The law went into effect 10 days after the Nelson City Council unanimously approved the measure and City Manager Brandy Edwards said Thursday nothing has actually changed for the city.
Things are so much back to normal, Edwards said, that the city’s lone police officer, Chief Heath Mitchell, has been able to take a few days vacation after spending several weeks working his 40-hour schedule and fielding questions from the media and concerned residents. Residents’ main concern, Mitchell said last Monday, was that the now-passed ordinance might make them subject to penalties should they be found without their guns.
But the Family Protection Ordinance, like a similar one in nearby Kennesaw, was never meant to be enforced, City Councilman Duane Cronic said at the time it was passed. And its content makes it so it couldn’t be enforced even if they wanted it to be, Cronic said.

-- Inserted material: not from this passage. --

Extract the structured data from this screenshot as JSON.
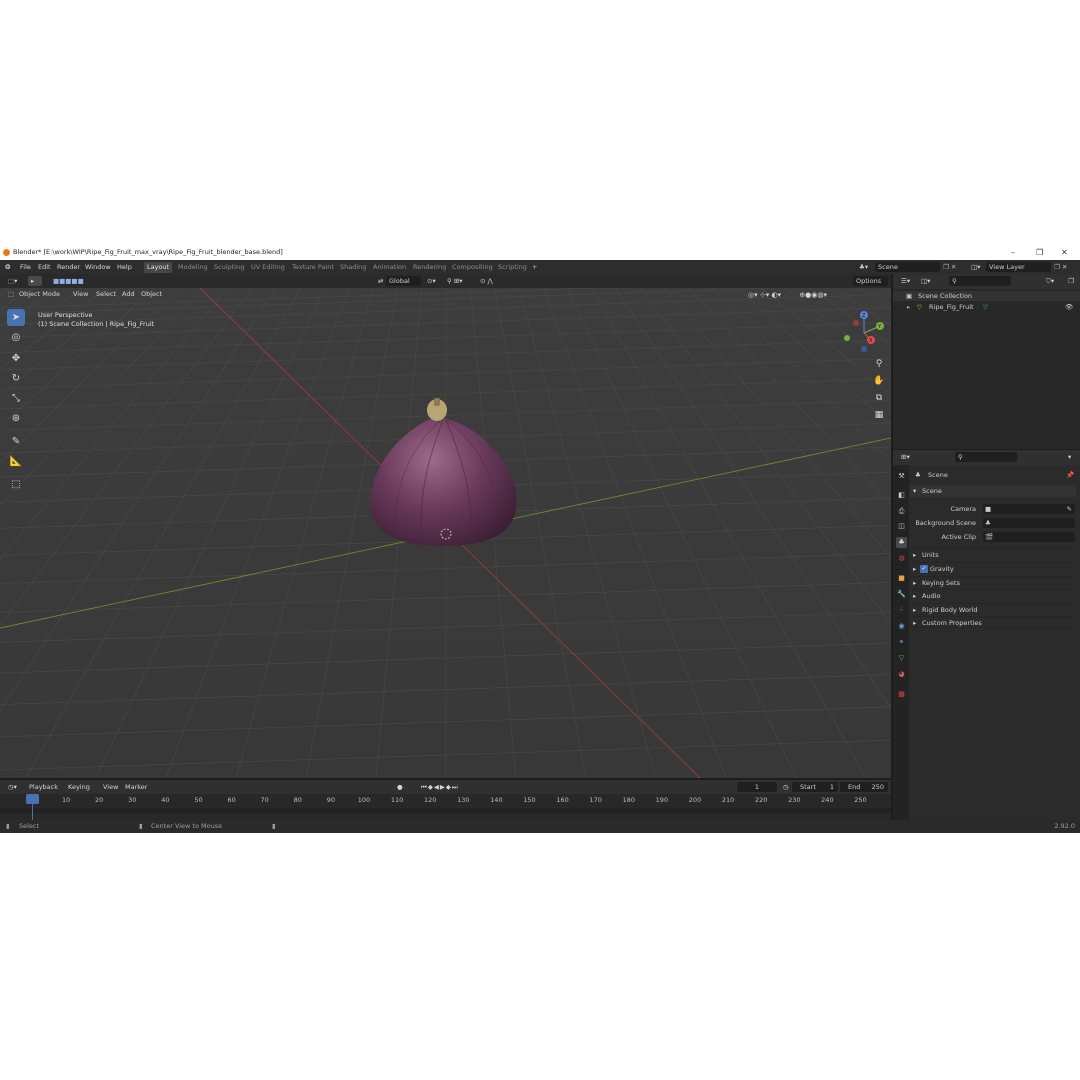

The ordinance, which Cronic said was a “copy and paste” of the Kennesaw ordinance passed in 1982, states that all heads of household within the city limits of Nelson are required to own a firearm.
But a bit further down in the two-paragraph-long piece of legislation, the law addresses residents who aren’t required to follow the new ordinance.
Among those on the list are felons, the poor, those who aren’t allowed to use a gun because of mental or physical disabilities and, most sweepingly, those who just don’t want to own a gun.
Given that these exemptions could cover basically all of Nelson’s residents that don’t already own a firearm, Mitchell said at the time of its passage that enforcing such an ordinance with his single-man force would be like “stopping every car that drives by City Hall just to see if they have a driver’s license.”
He could never do it, he said.
Instead, he said he hoped, just as the city of Kennesaw hoped, that the law would act as a deterrent.
Lt. Craig Graydon of the Kennesaw Police Department said Thursday that in its 31 years as law for Kennesaw, their ordinance — which he confirmed was the same as Nelson’s — has not once been enforced but may have done some good through the years.
In 1982, the city of Kennesaw was a much more rural and much less populated city of about 5,000 residents, Pam Davis, communication manager for the Kennesaw Police Department said Thursday. Now, Kennesaw has about 30,000 residents, she said.
Graydon, a 30-plus-year resident of the Kennesaw area, said even though the city’s population has more than quadrupled, they’ve still managed to maintain one of the lowest crime rates of cities in the metro Atlanta area.
But there have been a lot of other factors at play in the last 31 years in Kennesaw other than the gun ordinance that could contribute to lower numbers, namely the fact that the city’s police force has steadily grown along with the population, Graydon said.
Graydon said the police department in Kennesaw likely had about seven officers in 1982, and by the time he joined the force in 1986, that number jumped to about 14. Graydon said the Kennesaw Police Department now has about 58 officers.
Whether or not such laws are truly effective, Graydon said, will likely never be known, but for him it’s not about gauging their effects as much as it is about keeping the conversation going.
“We think that the positive is it keeps people talking about crime prevention more,” he said.